Aku menceritakan apa yang sebenarnya terjadi padanya. Parmadi terkejut. Suaranya mengundang perhatian orang-orang di sekitar kami. Seketika orang-orang berkerumun untuk memastikan apa yang mereka dengar. Beberapa orang di antara mereka mencurigai Nisa meninggal akibat korban kejahatan. Aku menjelaskan dengan sekuat tenaga bahwa nisa meninggal karena muntaber. Bukan menjadi korban kejahatan. Tapi penjelasanku tidak diterima.

Mereka membawa kami ke kantor polisi tebet secara paksa. Mau tidak mau aku pun mengalah. Dengan tetap menggendong jenazah Nisa, aku dan Naili digelandang ke kantor polisi. Sesampainya di sana, aku diwawancarai seorang polisi bernama Hermawan. Aku tau nama itu dari pin yang terpasang di dada sebelah kanannya. Aku jawab semua pertanyaannya dengan jujur. Kuceritakan bahwa Nisa meninggal karena muntaber sejak satu minggu yang lalu. Polisi itu tidak serta merta percaya. Ia memintaku membawa jenazah Nisa ke Rumah Sakit Cipto Mangunkusumo (RSCM) untuk diautopsi. Aku menolak dan bersikukuh untuk segera memakamkan jenazah Nisa di Bogor. Permintaanku tidak didengarkan. Kami dibawa ke RSCM dengan menaiki ambulans hitam.

Tidak ada lagi yang bisa kuperbuat selain pasrah. Pukul 14.30 kami tiba di RSCM. Pada petugas rumah sakit aku ngotot meminta surat perizinan pulang, agar aku segera memkamkan jenazah Nisa. Lagi-lagi suaraku tak diindahkan.

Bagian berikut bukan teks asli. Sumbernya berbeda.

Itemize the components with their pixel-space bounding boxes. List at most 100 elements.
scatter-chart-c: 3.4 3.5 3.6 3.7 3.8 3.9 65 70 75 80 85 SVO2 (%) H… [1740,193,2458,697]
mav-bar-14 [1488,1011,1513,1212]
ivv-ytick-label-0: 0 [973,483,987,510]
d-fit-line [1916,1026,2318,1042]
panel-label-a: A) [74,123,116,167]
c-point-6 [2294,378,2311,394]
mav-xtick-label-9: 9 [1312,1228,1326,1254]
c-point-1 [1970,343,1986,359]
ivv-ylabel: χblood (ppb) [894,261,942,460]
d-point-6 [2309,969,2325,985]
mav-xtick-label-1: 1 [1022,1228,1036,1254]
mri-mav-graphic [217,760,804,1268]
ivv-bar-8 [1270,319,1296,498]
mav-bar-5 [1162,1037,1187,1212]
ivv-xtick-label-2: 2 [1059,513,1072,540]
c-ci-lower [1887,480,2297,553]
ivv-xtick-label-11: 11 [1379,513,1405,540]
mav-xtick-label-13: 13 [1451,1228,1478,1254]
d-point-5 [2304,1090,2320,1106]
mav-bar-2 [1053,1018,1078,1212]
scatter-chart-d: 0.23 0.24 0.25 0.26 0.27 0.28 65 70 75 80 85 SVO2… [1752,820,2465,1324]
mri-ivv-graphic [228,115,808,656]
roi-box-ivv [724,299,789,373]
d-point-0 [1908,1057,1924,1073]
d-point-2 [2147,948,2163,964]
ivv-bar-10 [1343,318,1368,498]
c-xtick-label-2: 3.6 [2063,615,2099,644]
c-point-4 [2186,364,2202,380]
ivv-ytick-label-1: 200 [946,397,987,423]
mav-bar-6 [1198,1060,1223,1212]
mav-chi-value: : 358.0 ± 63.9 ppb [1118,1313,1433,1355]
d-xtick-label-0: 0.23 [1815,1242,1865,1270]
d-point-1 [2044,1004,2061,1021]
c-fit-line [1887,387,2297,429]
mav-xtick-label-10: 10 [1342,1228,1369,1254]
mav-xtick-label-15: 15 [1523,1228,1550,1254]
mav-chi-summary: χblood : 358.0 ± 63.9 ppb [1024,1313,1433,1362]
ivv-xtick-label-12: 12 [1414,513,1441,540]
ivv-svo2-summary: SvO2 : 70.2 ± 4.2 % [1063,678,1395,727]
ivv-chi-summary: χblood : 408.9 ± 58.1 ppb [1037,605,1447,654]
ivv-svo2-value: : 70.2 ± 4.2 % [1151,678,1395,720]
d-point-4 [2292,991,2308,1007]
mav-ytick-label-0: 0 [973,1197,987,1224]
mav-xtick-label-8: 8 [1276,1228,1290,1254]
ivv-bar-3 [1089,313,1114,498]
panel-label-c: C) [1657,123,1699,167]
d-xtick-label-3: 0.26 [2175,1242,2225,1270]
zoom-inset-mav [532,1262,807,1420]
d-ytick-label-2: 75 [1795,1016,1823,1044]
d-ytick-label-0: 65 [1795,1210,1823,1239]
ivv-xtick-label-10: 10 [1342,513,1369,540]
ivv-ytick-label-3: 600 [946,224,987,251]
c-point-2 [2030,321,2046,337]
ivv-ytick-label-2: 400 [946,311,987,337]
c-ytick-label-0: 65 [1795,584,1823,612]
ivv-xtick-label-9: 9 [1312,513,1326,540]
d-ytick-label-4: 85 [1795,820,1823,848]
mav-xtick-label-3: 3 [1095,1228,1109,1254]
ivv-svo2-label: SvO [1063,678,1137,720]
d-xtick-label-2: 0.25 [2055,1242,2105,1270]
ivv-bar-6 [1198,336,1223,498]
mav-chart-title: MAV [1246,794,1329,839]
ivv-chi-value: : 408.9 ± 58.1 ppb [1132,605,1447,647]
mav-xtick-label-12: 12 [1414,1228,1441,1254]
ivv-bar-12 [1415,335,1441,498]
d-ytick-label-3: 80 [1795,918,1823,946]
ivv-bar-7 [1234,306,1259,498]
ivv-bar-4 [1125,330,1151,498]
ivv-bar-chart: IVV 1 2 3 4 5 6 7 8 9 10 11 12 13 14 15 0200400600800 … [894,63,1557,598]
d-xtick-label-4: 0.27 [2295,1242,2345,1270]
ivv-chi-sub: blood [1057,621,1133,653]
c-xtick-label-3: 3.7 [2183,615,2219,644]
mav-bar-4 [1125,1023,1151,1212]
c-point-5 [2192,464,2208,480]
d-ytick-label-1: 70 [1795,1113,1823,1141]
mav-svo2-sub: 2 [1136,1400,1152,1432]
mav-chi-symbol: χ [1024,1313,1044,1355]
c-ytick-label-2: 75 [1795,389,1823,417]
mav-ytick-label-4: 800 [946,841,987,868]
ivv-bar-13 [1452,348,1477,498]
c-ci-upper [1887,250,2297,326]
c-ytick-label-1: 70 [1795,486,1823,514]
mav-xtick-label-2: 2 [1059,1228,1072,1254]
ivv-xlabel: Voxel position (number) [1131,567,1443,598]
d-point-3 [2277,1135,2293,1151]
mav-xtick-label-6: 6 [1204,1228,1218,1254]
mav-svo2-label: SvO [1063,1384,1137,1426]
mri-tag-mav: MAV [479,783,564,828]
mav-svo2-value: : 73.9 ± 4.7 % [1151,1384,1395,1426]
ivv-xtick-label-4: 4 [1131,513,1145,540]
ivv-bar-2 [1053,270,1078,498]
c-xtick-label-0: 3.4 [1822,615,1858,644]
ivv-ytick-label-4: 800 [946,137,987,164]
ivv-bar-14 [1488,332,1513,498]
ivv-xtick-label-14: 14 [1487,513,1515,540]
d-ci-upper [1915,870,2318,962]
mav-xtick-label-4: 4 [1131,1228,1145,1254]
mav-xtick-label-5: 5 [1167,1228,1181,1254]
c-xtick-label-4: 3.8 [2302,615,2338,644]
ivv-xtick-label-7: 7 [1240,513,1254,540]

Aku hanya bisa bersandar di tembok dengan air mata yang terus bercucuran. Naili yang ada di sampingku nampak belum paham dengan apa yang sedang terjadi. Dia hanya diam. Aku belai kepalanya, dan ku bawa ia ke pangkuanku.

“kenapa Nisa dibawa orang-orang itu pak? Kok kita nggak ikut ke sana juga?”

“tidak apa-apa Naili, adikmu mau diobati biar cepat sembuh. Kita doakan saja.”

Setelah dua jam menunggu, akhirnya pihak rumah sakit mengeluarkan surat perizinan pulang. Aku mengambilnya di bagian administrasi. Tidak ada uang sepeserpun yang aku punya sekarang. Apalagi untuk menyewa ambulans. Akhirnya dengan sarung kumal yang kupunya, aku gendong jenazah Nisa yang sudah terbalut kain kafan. Naili aku tuntun di sampingku. Kami berjalan meninggalkan rumah sakit.

Aku bertekat, apapun yang terjadi, aku harus segera menuju Kramat untuk memakamkan jenazah Nisa. Beberapa pedagang asongan di RSCM memberikan kami minuman dan beberapa potong roti sebagai bekal selama di perjalanan. Di bawah langit jingga, ditemani mentari yang mulai menuju ke peraduannya, kami berjalan. Menyusuri jalanan raya yang sejak pagi menjadi saksi kerasnya kehidupan ibukota. Setiap pengemudi yang berlalu melewati kami, selalu memandang dengan tatapan yang tidak biasa. Mungkin bagi mereka suatu pemandangan yang aneh melihat seorang lelaki berjalan menggendong mayat dan menuntun anak perempuannya. Aku tidak peduli. Yang kutahu, aku harus cepat berada di Kramat. Mengantarkan anakku, Nisa, menuju peristirahatan terakhirnya. Tenanglah anakku, kita segera sampai.